Kann es sein, dass Windows nicht mit UTF-8 zurechtkommt?


----------



## ushnok (16. September 2013)

Windows kommt sehr wohl mit UTF-8 zurecht. Der Fehler muss wo anders liegen. Bereits den Error Log gecheckt?


----------



## Crymes (16. September 2013)

Ich bräuchste so eine Art Fehlerausgabe von php.
In Linux wird eine Datei namens gut.abc angelegt. Ich übermittle gut als String, den Inhalt als String und den Dateipfad als String.
In Windows stimmt der Dateipfad, aber die Datei heißt nur gut, sie hat keine Endung und ist leer.
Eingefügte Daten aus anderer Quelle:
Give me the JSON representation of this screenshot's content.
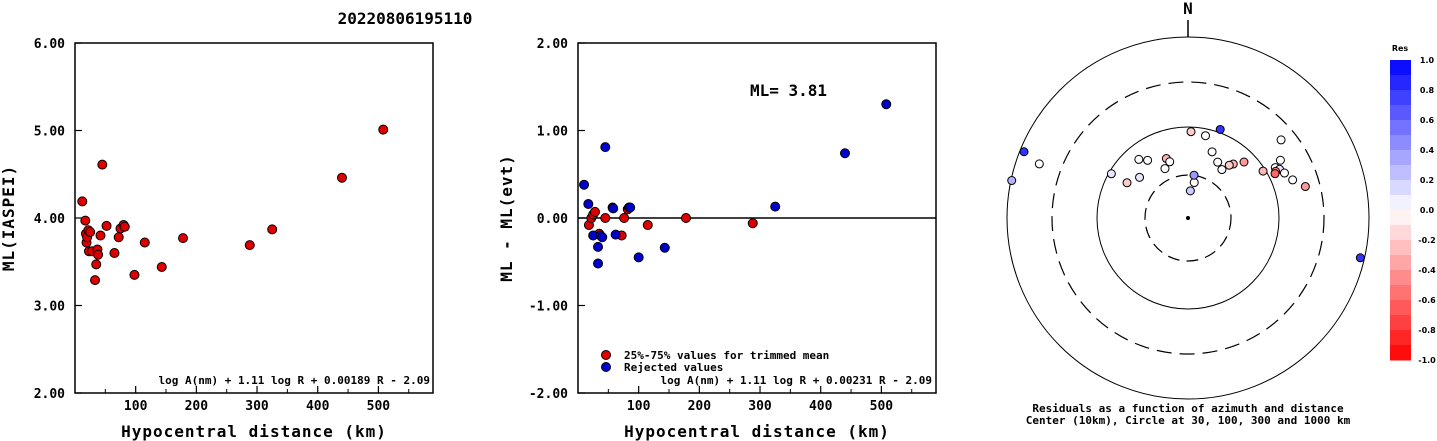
{
  "title": "20220806195110",
  "colors": {
    "trimmed": "#dd0000",
    "rejected": "#0000cc"
  },
  "chart_data": [
    {
      "type": "scatter",
      "xlabel": "Hypocentral distance (km)",
      "ylabel": "ML(IASPEI)",
      "xlim": [
        0,
        590
      ],
      "ylim": [
        2.0,
        6.0
      ],
      "xticks": [
        "100",
        "200",
        "300",
        "400",
        "500"
      ],
      "yticks": [
        "2.00",
        "3.00",
        "4.00",
        "5.00",
        "6.00"
      ],
      "formula": "log A(nm) + 1.11 log R + 0.00189 R - 2.09",
      "series": [
        {
          "color": "#dd0000",
          "points": [
            [
              12,
              4.19
            ],
            [
              17,
              3.97
            ],
            [
              18,
              3.82
            ],
            [
              19,
              3.72
            ],
            [
              20,
              3.78
            ],
            [
              22,
              3.86
            ],
            [
              23,
              3.62
            ],
            [
              25,
              3.84
            ],
            [
              28,
              3.62
            ],
            [
              33,
              3.29
            ],
            [
              35,
              3.47
            ],
            [
              37,
              3.64
            ],
            [
              38,
              3.58
            ],
            [
              42,
              3.8
            ],
            [
              45,
              4.61
            ],
            [
              52,
              3.91
            ],
            [
              65,
              3.6
            ],
            [
              72,
              3.78
            ],
            [
              75,
              3.88
            ],
            [
              80,
              3.92
            ],
            [
              82,
              3.9
            ],
            [
              98,
              3.35
            ],
            [
              115,
              3.72
            ],
            [
              143,
              3.44
            ],
            [
              178,
              3.77
            ],
            [
              288,
              3.69
            ],
            [
              325,
              3.87
            ],
            [
              440,
              4.46
            ],
            [
              508,
              5.01
            ]
          ]
        }
      ]
    },
    {
      "type": "scatter",
      "xlabel": "Hypocentral distance (km)",
      "ylabel": "ML - ML(evt)",
      "xlim": [
        0,
        590
      ],
      "ylim": [
        -2.0,
        2.0
      ],
      "xticks": [
        "100",
        "200",
        "300",
        "400",
        "500"
      ],
      "yticks": [
        "-2.00",
        "-1.00",
        "0.00",
        "1.00",
        "2.00"
      ],
      "annotation": "ML= 3.81",
      "formula": "log A(nm) + 1.11 log R + 0.00231 R - 2.09",
      "legend": [
        "25%-75% values for trimmed mean",
        "Rejected values"
      ],
      "series": [
        {
          "name": "25%-75% values for trimmed mean",
          "color": "#dd0000",
          "points": [
            [
              18,
              -0.08
            ],
            [
              22,
              0.0
            ],
            [
              25,
              0.04
            ],
            [
              28,
              0.07
            ],
            [
              35,
              -0.18
            ],
            [
              45,
              0.0
            ],
            [
              57,
              0.12
            ],
            [
              72,
              -0.2
            ],
            [
              76,
              0.0
            ],
            [
              82,
              0.1
            ],
            [
              115,
              -0.08
            ],
            [
              178,
              0.0
            ],
            [
              288,
              -0.06
            ]
          ]
        },
        {
          "name": "Rejected values",
          "color": "#0000cc",
          "points": [
            [
              10,
              0.38
            ],
            [
              17,
              0.16
            ],
            [
              25,
              -0.2
            ],
            [
              33,
              -0.33
            ],
            [
              33,
              -0.52
            ],
            [
              37,
              -0.2
            ],
            [
              40,
              -0.22
            ],
            [
              45,
              0.81
            ],
            [
              58,
              0.11
            ],
            [
              62,
              -0.19
            ],
            [
              84,
              0.12
            ],
            [
              86,
              0.12
            ],
            [
              100,
              -0.45
            ],
            [
              143,
              -0.34
            ],
            [
              325,
              0.13
            ],
            [
              440,
              0.74
            ],
            [
              508,
              1.3
            ]
          ]
        }
      ]
    },
    {
      "type": "scatter",
      "north_label": "N",
      "caption": [
        "Residuals as a function of azimuth and distance",
        "Center (10km), Circle at 30, 100, 300 and 1000 km"
      ],
      "colorbar": {
        "title": "Res",
        "ticks": [
          "1.0",
          "0.8",
          "0.6",
          "0.4",
          "0.2",
          "0.0",
          "-0.2",
          "-0.4",
          "-0.6",
          "-0.8",
          "-1.0"
        ]
      },
      "stations": [
        {
          "az": 292,
          "dist": 900,
          "res": 0.8
        },
        {
          "az": 290,
          "dist": 560,
          "res": 0.0
        },
        {
          "az": 282,
          "dist": 980,
          "res": 0.3
        },
        {
          "az": 2,
          "dist": 90,
          "res": -0.2
        },
        {
          "az": 12,
          "dist": 85,
          "res": 0.0
        },
        {
          "az": 300,
          "dist": 95,
          "res": 0.1
        },
        {
          "az": 320,
          "dist": 70,
          "res": 0.0
        },
        {
          "az": 325,
          "dist": 60,
          "res": 0.0
        },
        {
          "az": 335,
          "dist": 40,
          "res": 0.0
        },
        {
          "az": 340,
          "dist": 50,
          "res": -0.3
        },
        {
          "az": 342,
          "dist": 45,
          "res": 0.0
        },
        {
          "az": 40,
          "dist": 60,
          "res": -0.3
        },
        {
          "az": 45,
          "dist": 75,
          "res": -0.4
        },
        {
          "az": 58,
          "dist": 95,
          "res": -0.3
        },
        {
          "az": 300,
          "dist": 60,
          "res": -0.2
        },
        {
          "az": 310,
          "dist": 50,
          "res": 0.1
        },
        {
          "az": 20,
          "dist": 60,
          "res": 0.0
        },
        {
          "az": 20,
          "dist": 110,
          "res": 0.8
        },
        {
          "az": 10,
          "dist": 25,
          "res": 0.0
        },
        {
          "az": 8,
          "dist": 30,
          "res": 0.4
        },
        {
          "az": 5,
          "dist": 20,
          "res": 0.2
        },
        {
          "az": 60,
          "dist": 130,
          "res": 0.0
        },
        {
          "az": 62,
          "dist": 140,
          "res": 0.1
        },
        {
          "az": 65,
          "dist": 150,
          "res": 0.0
        },
        {
          "az": 70,
          "dist": 170,
          "res": 0.0
        },
        {
          "az": 75,
          "dist": 220,
          "res": -0.4
        },
        {
          "az": 58,
          "dist": 160,
          "res": 0.0
        },
        {
          "az": 38,
          "dist": 55,
          "res": -0.2
        },
        {
          "az": 50,
          "dist": 220,
          "res": 0.0
        },
        {
          "az": 103,
          "dist": 900,
          "res": 0.8
        },
        {
          "az": 62,
          "dist": 125,
          "res": -0.5
        },
        {
          "az": 63,
          "dist": 120,
          "res": -0.6
        },
        {
          "az": 28,
          "dist": 50,
          "res": 0.0
        },
        {
          "az": 35,
          "dist": 45,
          "res": 0.0
        }
      ]
    }
  ]
}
Per echo werden mir aber die korrekten Werte der Strings zurückgegeben.
Es muss irgendwas mit dem xml Inhalt zu tun haben den mir der Java xmlEncoder erstellt, denn nehme ich als Inhalt z.B. "Hund" funktioniert auch unter Windows alles bestens ;(

Wenn ich aber das gleiche Skript nehm und es unter Wimdows mit dem Dateiinhalt fütter, der in der Datei war, die unter Linux erstellt wurden war, funktioniert auch alles ;(

Ich hab echt kein Plan was da schief läuft.


----------



## ushnok (16. September 2013)

Du nutzt doch XAMMP als webserver, dann schau in die php error logs rein, da steht drin was schief gelaufen ist.


----------



## Crymes (16. September 2013)

Die php Errorlogs sind leer bzw. ich jab sie gelöscht um frische zu bekommen, es werden aber keine mehr erstellt.


----------



## Crysis nerd (16. September 2013)

Dann speicher doch erstmal komplett var_dump($_POST) und var_dump($_GET) in einer datei. und dann vergleichste zwischen windows und linux. Oder zeigst es uns erstmal.
Alternativ, da PHP ja scheinbar keinen Fehler wirft, schreib  mal ganz an den Anfang: error_reporting(E_ALL);


----------



## milesdavis (17. September 2013)

Verwendest du jeweils dieselben php-Versionen?


----------



## Crymes (17. September 2013)

Unter Windows das aktuellste XAMPP und unter Ubuntu die Standardpakete.
Die unter Linux müsste dann glaub ich älter sein.


----------



## Crymes (18. September 2013)

So, ich hab mir mal die var-dump Ausgabe angeschaut, es gibt tatsächlich einen Unterschied:

Der String, der in der Variable für denj Inhalt der Datei ist, ist unter Windows 4 Zeichenlänger. 
Der Unterschied scheint zu sein, dass das Wort "höhe" (so wird es unter Linux ausgegeben) unter Windows so zurückkommt: ein kleines "h", ein A mit einer geschwungenen Linie obendrauf, ein "f", ein A mit einem Dächchen, ein Zeichen dass wie ein umgekehrtes P aussieht und normalerweise vor jeder Textzeile steht, und ein "he".


----------



## Crymes (18. September 2013)

Ich hab jetzt endlich das Problem gefunden!
Windoof verträgt keine Doppelpunkte im Dateinamen, deshalb konnte die Datei auch nicht gefüllt werden.


----------



## DarkMo (18. September 2013)

sind ja auch für pfade reservierte zeichen


----------